# Microsoft Office Application Help - Excel Help forum > Non English Excel >  >  voedselgenerator

## jos17

hallo,

ik ben bezig om voor scouting een voedselgenerator te maken maar ik stuit op ene probleem.
ik ben al best ver gekomen.
maar het is zo dat je kan invullen welke maaltijd je wil.
en op het tabblad avondmaaltijden staat dan wat je nodig hebt per maaltijd maar de maaltijden die niet gegeten worden daar komt te staan onwaar.
en nou moet het dus niet zo zijn dat als je de boodschappen lijst hebt dat er dan overal tussen onwaar komt te staan .
maar dat alleen de ingredienten van de desbetrefende maaltijden er komen te staan.
maar dit kan elk kamp weer anders zijn.
en elke maaltijd heeft een ander aantal ingredienten dus al je stampot eet heb je bv 5 en met bbq bv 20 dus het kan ook niet zo zijn dat
je dan een aantal hokjes overhoud en dat je dan gaat filteren enz.
ik hoop dat iemand mij kan helpen.
ik heb het bestand erbij gezet.
het gaat om de gekleurde tabbladen de rest heb je nodig.
en er zitten opmerkingen bij lees deze ook goed want daar staat alles wat beter uitgelegd
je moet nog niet letten op het uiterlijk en alles want dat doe ik later.

groeten Jos

----------


## royUK

I've moved this to our non-English speaking Forum,hopefully one of our bi-lingual members will be able to help you

----------


## deemo

Jos,

Het is niet helemaal duidelijk van je Engelse text wat je wil doen - kan je het even in het Nederlands uitleggen?
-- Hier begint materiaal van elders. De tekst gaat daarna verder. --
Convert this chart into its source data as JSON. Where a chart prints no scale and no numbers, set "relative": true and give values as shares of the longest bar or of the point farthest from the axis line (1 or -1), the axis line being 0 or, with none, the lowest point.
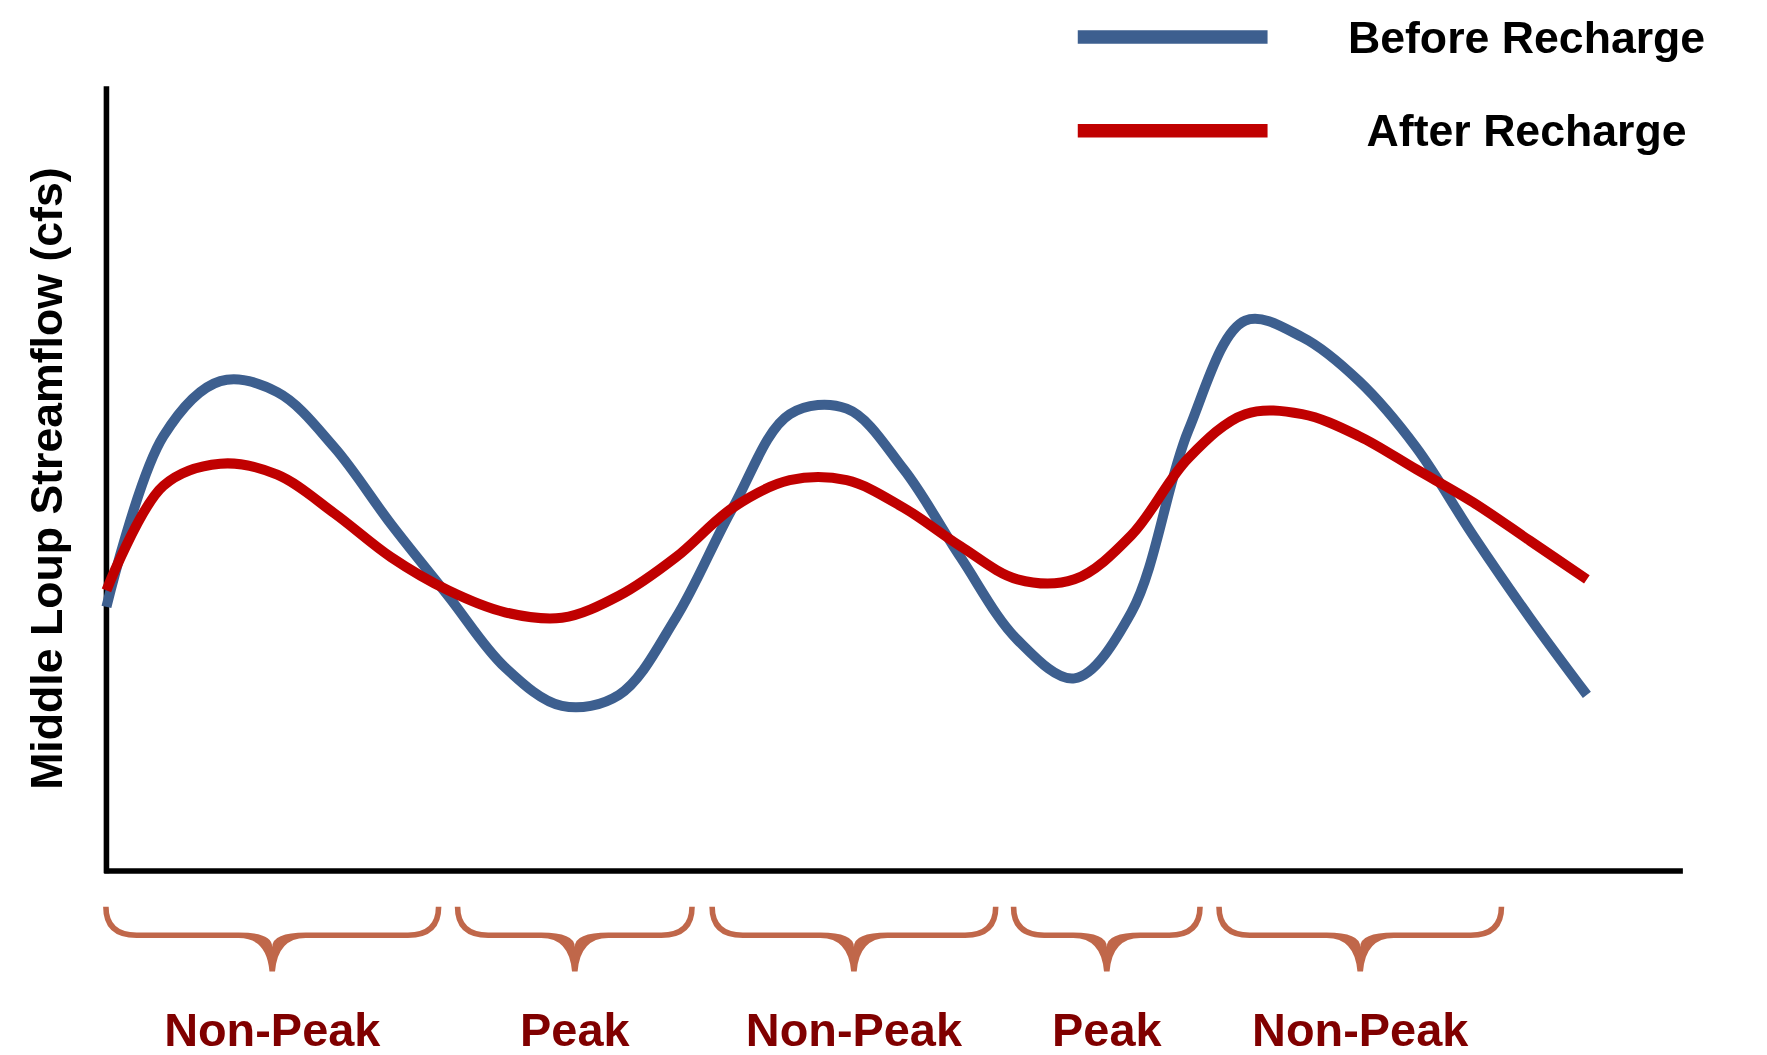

Ik zal mijn uiterste best doen om je te helpen  :Smilie: 

Groeten.

----------


## jos17

> Jos,
> 
> Het is niet helemaal duidelijk van je Engelse text wat je wil doen - kan je het even in het Nederlands uitleggen? Ik zal mijn uiterste best doen om je te helpen 
> 
> Groeten.



hey

ik heb het nu in het nederlands ik hoop dat je me nu kan helpen en ik heb een beter document bijgevoegd.

Jos

----------


## deemo

Jos,

Heb een paar dingen aangepast voor je. 

1. Heb je If statement voor de "op menu?" op "avondmaaltijd" worksheet wat vereenvoudigd zodat het ook werkt als je beslist andere maaltijden te serveren

2. Voor de boodschappenlijst kan je best een pivot table gebruiken. Ik heb hiervoor je "avondmaaltijden" worksheet iets aangepast zodat de naam van de maaltijd nu in een eerste column staat. Dit maakt het makkelijker om je data te structureren. Op worksheet "avondmaaltijden pivot" zal je een overzicht vinden van de boodschappenlijst voor dit kamp. 

3. Vakjes groen/rood kleuren afhankelijk van de waarde van de cell kan je eenvoudig doen met conditional formatting. Heb dat gedaan voor de goodkoopste? column

Laat me weten als ik verder nog kan helpen.

----------